Appeal from an order of the Supreme Court (McNamara, J.), entered January 13, 2010 in Albany County, which, in a proceeding pursuant to RPTL article 7, granted respondents’ motion to dismiss the petition.
Petitioner owns a retail warehouse in the Town of Colonie, Albany County and filed a grievance challenging the 2009 assessed value for the property. Respondent Board of Assessment Review of the Town of Colonie thereafter sought a variety of information and specified documents related to petitioner’s use of the property and the claimed value thereof, directing that they be provided no later than the date of the grievance hearing. On the hearing date, counsel for petitioner faxed a brief list of allegedly comparable sales to the Board and claimed that he could not provide other requested information given his client’s unavailability. The Board dismissed petitioner’s grievance, finding that petitioner or its representative had willfully neglected or refused to provide relevant information, and this RPTL article 7 proceeding ensued. Upon respondents’ motion, Supreme Court dismissed the petition based upon petitioner’s failure to provide the demanded information to the Board. Petitioner appeals and we affirm.
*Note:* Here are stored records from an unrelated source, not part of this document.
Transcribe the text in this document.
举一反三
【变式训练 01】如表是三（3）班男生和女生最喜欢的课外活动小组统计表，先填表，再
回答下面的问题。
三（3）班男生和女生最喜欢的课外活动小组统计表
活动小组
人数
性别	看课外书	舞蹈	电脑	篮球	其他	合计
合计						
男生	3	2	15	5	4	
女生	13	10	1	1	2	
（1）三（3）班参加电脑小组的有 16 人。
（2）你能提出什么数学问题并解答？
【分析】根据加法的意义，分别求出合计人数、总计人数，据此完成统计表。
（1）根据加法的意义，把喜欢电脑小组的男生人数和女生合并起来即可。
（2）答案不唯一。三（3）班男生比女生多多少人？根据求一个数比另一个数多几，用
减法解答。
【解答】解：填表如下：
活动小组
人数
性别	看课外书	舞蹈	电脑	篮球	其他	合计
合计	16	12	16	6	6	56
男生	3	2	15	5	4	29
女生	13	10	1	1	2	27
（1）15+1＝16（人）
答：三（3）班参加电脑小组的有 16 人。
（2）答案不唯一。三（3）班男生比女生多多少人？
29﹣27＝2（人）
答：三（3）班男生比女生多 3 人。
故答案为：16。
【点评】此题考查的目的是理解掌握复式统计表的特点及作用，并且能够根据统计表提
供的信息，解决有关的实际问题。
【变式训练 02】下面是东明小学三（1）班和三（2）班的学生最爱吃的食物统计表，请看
The Board is authorized to examine petitioner and require the production of papers related to the challenged assessment, and if petitioner or its representative “willfully neglect[s] or refuse [s] to attend and be so examined, or to answer any question put to [it] . . . relevant to the complaint or assessment, [it] shall not be entitled to any reduction of the assessment subject to the complaint” (RPTL 525 [2] [a]; see Matter of Fifth Ave. Off. Ctr. Co. v City of Mount Vernon, 89 NY2d 735, 741 [1997]; Matter of Curtis/Palmer Hydroelectric Co. v Town of Corinth, 306 AD2d 794, 796 [2003]). Petitioner claims that respondents failed to demonstrate that its failure was willful, which requires that its “noncompliance was occasioned by a desire to frustrate administrative review” (Matter of Fifth Ave. Off. Ctr. Co. v City of Mount Vernon, 89 NY2d at 742). The Board made a reasonable demand for information, however, and petitioner neither objected to the demand nor provided the overwhelming majority of the information sought. Petitioner’s counsel claimed, in conclusory fashion, that petitioner’s unavailability was the cause of that meager production, but there is no indication that he sought an extension of time to obtain the requested information. These circumstances readily'evince a desire on the part of petitioner or its representative to impede the Board’s review *1405and, thus, Supreme Court appropriately granted respondents’ motion to dismiss the petition (see Matter of Gelber Enters., LLC v Williams, 41 AD3d 1207, 1208 [2007]; Matter of Sarsfield v Board of Assessors of Town of Islip, 240 AD2d 506, 506-507 [1997], appeal dismissed 90 NY2d 1007 [1997]).
Rose, J.P., Lahtinen, Stein and Garry, JJ., concur. Ordered that the order is affirmed, without costs.